The realisations of activism are often “post the moment” anyway, he says.
I ask him if it’s possible to have a moral purpose, a sense of social justice – ideals – in the business of health.
“Well, why not?”
“Of course it is.”
Without insight into the human condition, you’re likely to be a decision-maker who does a lot of wrong things, he says.
He leans forward, more animated now, gesturing towards the hospital entrance, painting a picture of a patient arriving by ambulance at the emergency department. “Right at that moment, that is the most democratic access in New Zealand society for any individual; doesn’t matter who you are, you come in there absolutely at the front of the queue and you are dealt with.”

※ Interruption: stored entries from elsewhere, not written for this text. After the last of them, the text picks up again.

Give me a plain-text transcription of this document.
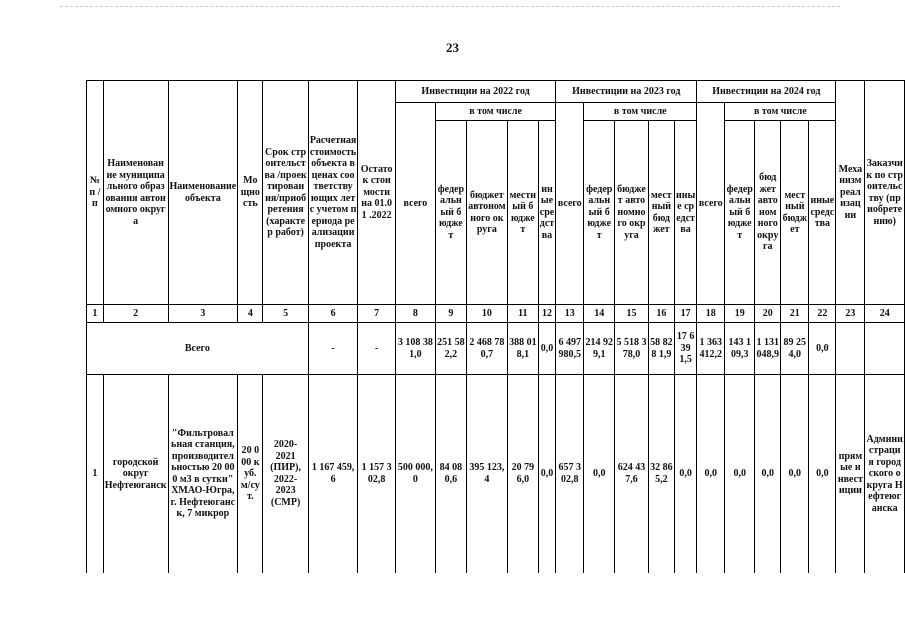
23
№ п / п	Наименование муниципального образования автономного округа	Наименование объекта	Мощность	Срок строительства /проектирования/приобретения (характер работ)	Расчетная стоимость объекта в ценах соответствующих лет с учетом периода реализации проекта	Остаток стоимости на 01.01 .2022	Инвестиции на 2022 год					Инвестиции на 2023 год					Инвестиции на 2024 год					Механизм реализации	Заказчик по строительству (приобретению)
							всего	в том числе				всего	в том числе				всего	в том числе					
								федеральный бюджет	бюджет автономного округа	местный бюджет	иные средства		федеральный бюджет	бюджет автономного округа	местный бюджет	иные средства		федеральный бюджет	бюджет автономного округа	местный бюджет	иные средства		
1	2	3	4	5	6	7	8	9	10	11	12	13	14	15	16	17	18	19	20	21	22	23	24
Всего					-	-	3 108 381,0	251 582,2	2 468 780,7	388 018,1	0,0	6 497 980,5	214 929,1	5 518 378,0	58 828 1,9	17 639 1,5	1 363 412,2	143 109,3	1 131 048,9	89 254,0	0,0		
1	городской округ Нефтеюганск	"Фильтровальная станция, производительностью 20 000 м3 в сутки" ХМАО-Югра, г. Нефтеюганск, 7 микрор	20 000 куб. м/сут.	2020-2021 (ПИР), 2022-2023 (СМР)	1 167 459,6	1 157 302,8	500 000,0	84 080,6	395 123,4	20 796,0	0,0	657 302,8	0,0	624 437,6	32 865,2	0,0	0,0	0,0	0,0	0,0	0,0	прямые инвестиции	Администрация городского округа Нефтеюганска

New Zealanders see the health system as their metaphor for wellbeing, he says. “At the moment of acute risk, everyone is dead equal in terms of who gets what. That’s a priceless gem in the New Zealand system. The further into the process you get, the more you find the discrepancies about how people get access to care multiply.”
He sees his job as a steward of the system. And don’t suggest we can’t or won’t be able to afford this kind of commitment. Of course, we can afford it, he insists. We just need to do things smarter.
But the measure still comes down to equity.
“If you can provide it for the person who is the most vulnerable then, generally speaking, you can provide it for everybody.”